Granted the problem with the FCC and robocalls has traditionally been one of follow through:
“A 2019 Wall Street Journal investigation found that of the $208 million in robocall fines imposed by the FCC since 2015, the agency collected just $6,790. Similarly, of the $1.5 billion in robocall fines imposed by the FTC since 2004, the agency collected just $121 million.
That?s often because spoofing robocallers are hard to find, or have already gone bankrupt by the time any litigation ends and collectors finally arrive. But it?s also because telemarketers are often able to negotiate a lower penalty, or in the case of some telecom giants like AT&T, are consistently able to wiggle their way out of paying FCC fines entirely.”
The other problem here is that this is just a proposed fine. Actually fining Wohl and Burkman requires a full commission vote to proceed.

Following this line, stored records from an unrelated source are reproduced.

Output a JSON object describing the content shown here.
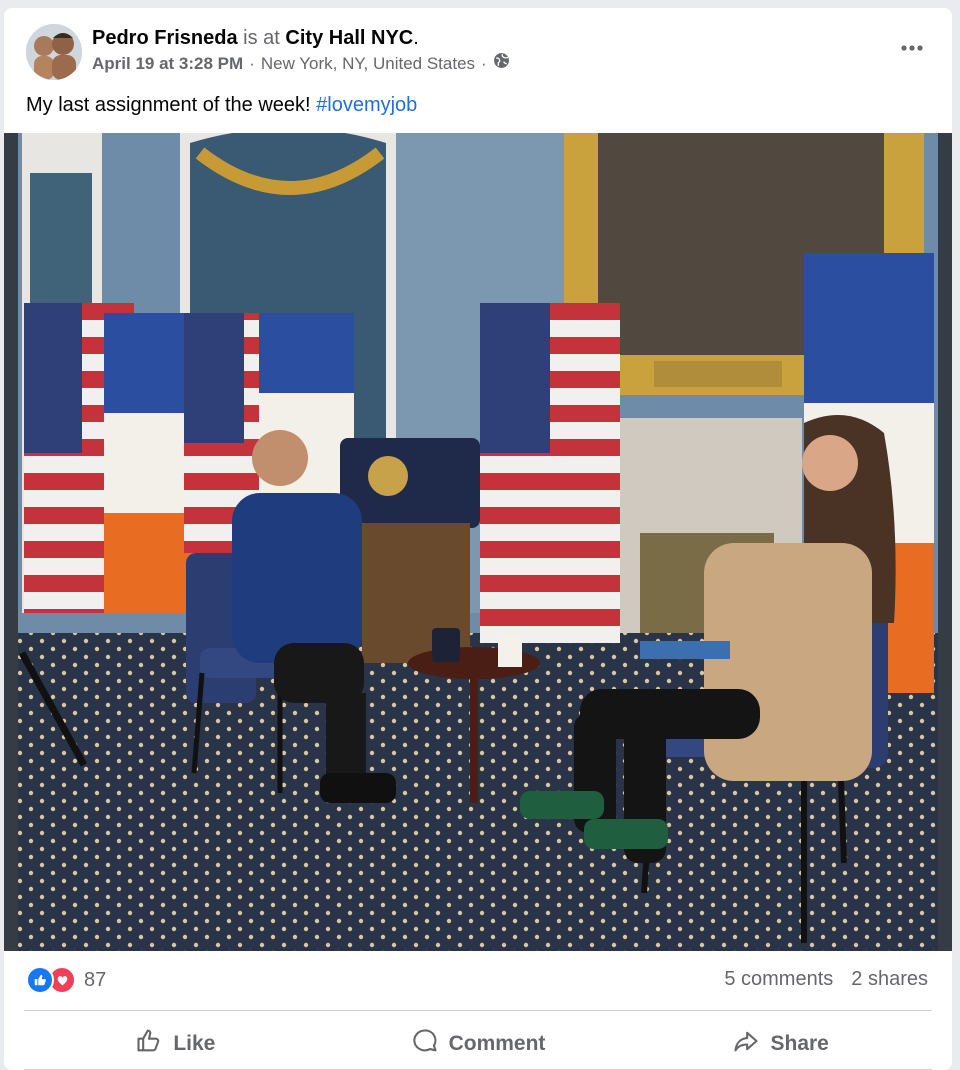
{
  "post": {
    "author": "Pedro Frisneda",
    "is_at": "is at",
    "place": "City Hall NYC",
    "period": ".",
    "date": "April 19 at 3:28 PM",
    "separator": "·",
    "location": "New York, NY, United States",
    "caption_text": "My last assignment of the week! ",
    "hashtag": "#lovemyjob"
  },
  "stats": {
    "reaction_count": "87",
    "comments": "5 comments",
    "shares": "2 shares"
  },
  "actions": {
    "like": "Like",
    "comment": "Comment",
    "share": "Share"
  },
  "colors": {
    "link_blue": "#216fdb",
    "like_blue": "#1877f2",
    "love_red": "#f33e58",
    "muted_text": "#65676b"
  },
  "icons": [
    "more-options-icon",
    "globe-icon",
    "like-reaction-icon",
    "love-reaction-icon",
    "thumbs-up-icon",
    "comment-bubble-icon",
    "share-arrow-icon"
  ]
}
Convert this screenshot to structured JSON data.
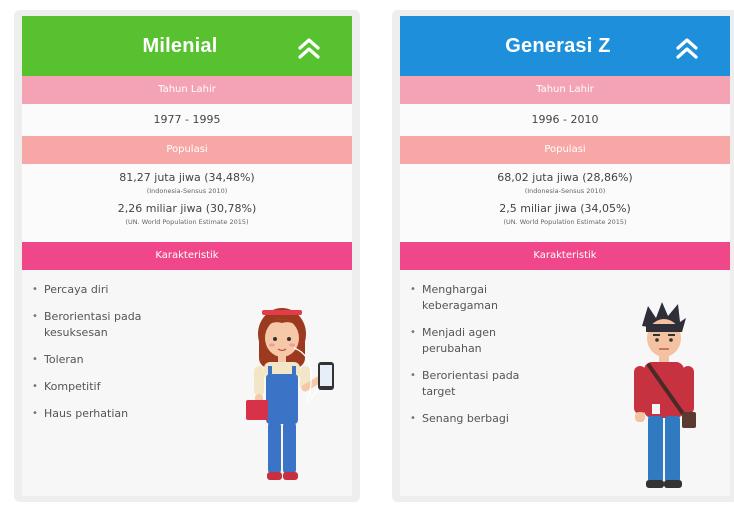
{
  "colors": {
    "milenial_header": "#58c12f",
    "genz_header": "#1e8fda",
    "section_light": "#f4a3b4",
    "section_salmon": "#f7a7a6",
    "section_hot": "#f0478a"
  },
  "cards": {
    "milenial": {
      "title": "Milenial",
      "collapse_icon": "double-chevron-up-icon",
      "birth_label": "Tahun Lahir",
      "birth_value": "1977 - 1995",
      "population_label": "Populasi",
      "pop_indonesia": "81,27 juta jiwa (34,48%)",
      "pop_indonesia_source": "(Indonesia-Sensus 2010)",
      "pop_world": "2,26 miliar jiwa (30,78%)",
      "pop_world_source": "(UN. World Population Estimate 2015)",
      "traits_label": "Karakteristik",
      "traits": [
        "Percaya diri",
        "Berorientasi pada kesuksesan",
        "Toleran",
        "Kompetitif",
        "Haus perhatian"
      ]
    },
    "genz": {
      "title": "Generasi Z",
      "collapse_icon": "double-chevron-up-icon",
      "birth_label": "Tahun Lahir",
      "birth_value": "1996 - 2010",
      "population_label": "Populasi",
      "pop_indonesia": "68,02 juta jiwa (28,86%)",
      "pop_indonesia_source": "(Indonesia-Sensus 2010)",
      "pop_world": "2,5 miliar jiwa (34,05%)",
      "pop_world_source": "(UN. World Population Estimate 2015)",
      "traits_label": "Karakteristik",
      "traits": [
        "Menghargai keberagaman",
        "Menjadi agen perubahan",
        "Berorientasi pada target",
        "Senang berbagi"
      ]
    }
  }
}
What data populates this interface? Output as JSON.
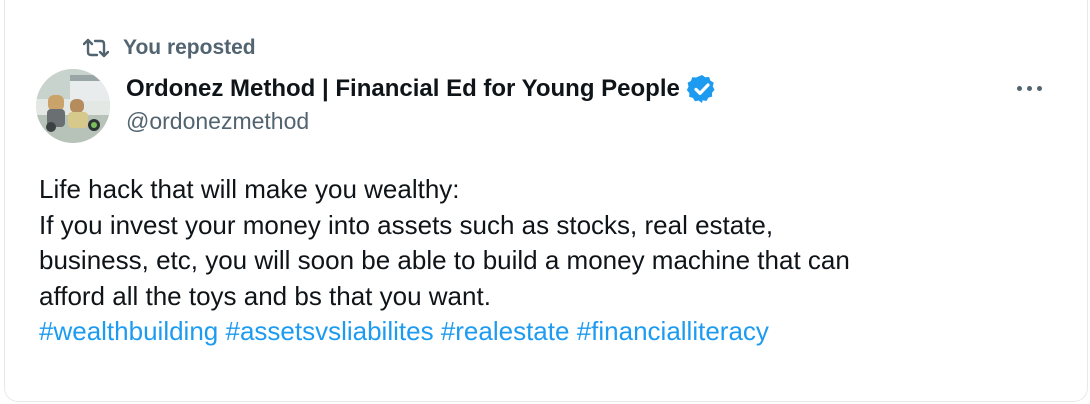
{
  "repost": {
    "label": "You reposted",
    "icon": "repost-icon"
  },
  "author": {
    "display_name": "Ordonez Method | Financial Ed for Young People",
    "handle": "@ordonezmethod",
    "verified_icon": "verified-badge-icon",
    "avatar_icon": "avatar-image"
  },
  "more_icon": "more-options-icon",
  "post": {
    "lines": [
      "Life hack that will make you wealthy:",
      "If you invest your money into assets such as stocks, real estate,",
      "business, etc, you will soon be able to build a money machine that can",
      "afford all the toys and bs that you want."
    ],
    "hashtags": [
      "#wealthbuilding",
      "#assetsvsliabilites",
      "#realestate",
      "#financialliteracy"
    ]
  },
  "colors": {
    "link": "#1d9bf0",
    "muted": "#536471",
    "text": "#0f1419"
  }
}
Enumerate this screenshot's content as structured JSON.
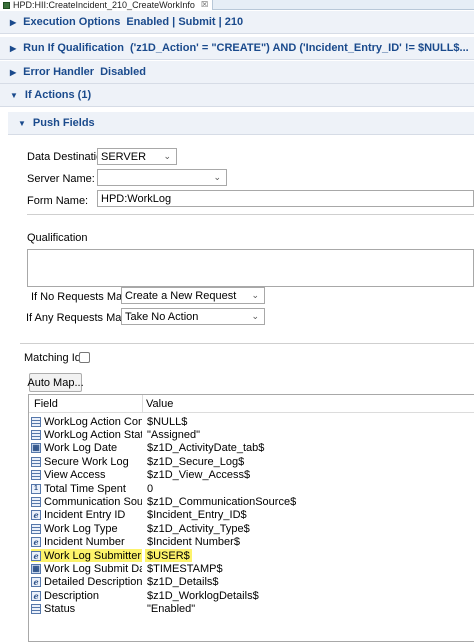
{
  "editor": {
    "tab_title": "HPD:HII:CreateIncident_210_CreateWorkInfo",
    "tab_close": "☒"
  },
  "sections": {
    "execution_options": {
      "label": "Execution Options",
      "extra": "Enabled | Submit | 210"
    },
    "run_if": {
      "label": "Run If Qualification",
      "extra": "('z1D_Action' = \"CREATE\") AND ('Incident_Entry_ID' != $NULL$..."
    },
    "error_handler": {
      "label": "Error Handler",
      "extra": "Disabled"
    },
    "if_actions": {
      "label": "If Actions (1)"
    },
    "push_fields": {
      "label": "Push Fields"
    }
  },
  "form": {
    "data_destination_label": "Data Destination:",
    "data_destination_value": "SERVER",
    "server_name_label": "Server Name:",
    "server_name_value": "",
    "form_name_label": "Form Name:",
    "form_name_value": "HPD:WorkLog",
    "qualification_label": "Qualification",
    "if_no_requests_label": "If No Requests Match:",
    "if_no_requests_value": "Create a New Request",
    "if_any_requests_label": "If Any Requests Match:",
    "if_any_requests_value": "Take No Action",
    "matching_ids_label": "Matching Ids",
    "auto_map_label": "Auto Map..."
  },
  "table": {
    "columns": [
      "Field",
      "Value"
    ],
    "rows": [
      {
        "icon": "selection-field-icon",
        "field": "WorkLog Action Com...",
        "value": "$NULL$"
      },
      {
        "icon": "selection-field-icon",
        "field": "WorkLog Action Status",
        "value": "\"Assigned\""
      },
      {
        "icon": "date-field-icon",
        "field": "Work Log Date",
        "value": "$z1D_ActivityDate_tab$"
      },
      {
        "icon": "selection-field-icon",
        "field": "Secure Work Log",
        "value": "$z1D_Secure_Log$"
      },
      {
        "icon": "selection-field-icon",
        "field": "View Access",
        "value": "$z1D_View_Access$"
      },
      {
        "icon": "integer-field-icon",
        "field": "Total Time Spent",
        "value": "0"
      },
      {
        "icon": "selection-field-icon",
        "field": "Communication Sour...",
        "value": "$z1D_CommunicationSource$"
      },
      {
        "icon": "character-field-icon",
        "field": "Incident Entry ID",
        "value": "$Incident_Entry_ID$"
      },
      {
        "icon": "selection-field-icon",
        "field": "Work Log Type",
        "value": "$z1D_Activity_Type$"
      },
      {
        "icon": "character-field-icon",
        "field": "Incident Number",
        "value": "$Incident Number$"
      },
      {
        "icon": "character-field-icon",
        "field": "Work Log Submitter",
        "value": "$USER$",
        "highlight": true
      },
      {
        "icon": "date-field-icon",
        "field": "Work Log Submit Date",
        "value": "$TIMESTAMP$"
      },
      {
        "icon": "character-field-icon",
        "field": "Detailed Description",
        "value": "$z1D_Details$"
      },
      {
        "icon": "character-field-icon",
        "field": "Description",
        "value": "$z1D_WorklogDetails$"
      },
      {
        "icon": "selection-field-icon",
        "field": "Status",
        "value": "\"Enabled\""
      }
    ]
  },
  "colors": {
    "section_text": "#1a4a8c",
    "section_bg": "#eef2f8",
    "highlight": "#fdf36b"
  }
}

But because Biden still hasn’t appointed a third Democratic Commissioner and permanent FCC boss seven months into his term, any such vote could be thwarted by the two existing Trump loyal commissioners, Simington and Carr. Until Biden gets around to appointing a permanent FCC boss, the agency has its hands tied in terms of doing anything even remotely controversial. Which, you know, makes telecom giants pretty happy.
None of that is to say Burkman and Wohl won’t eventually face some meaningful FCC penalties once the agency is fully staffed (whenever that winds up being), just that anybody holding their breath on the scope and scale of the FCC accountability process probably… shouldn’t do that.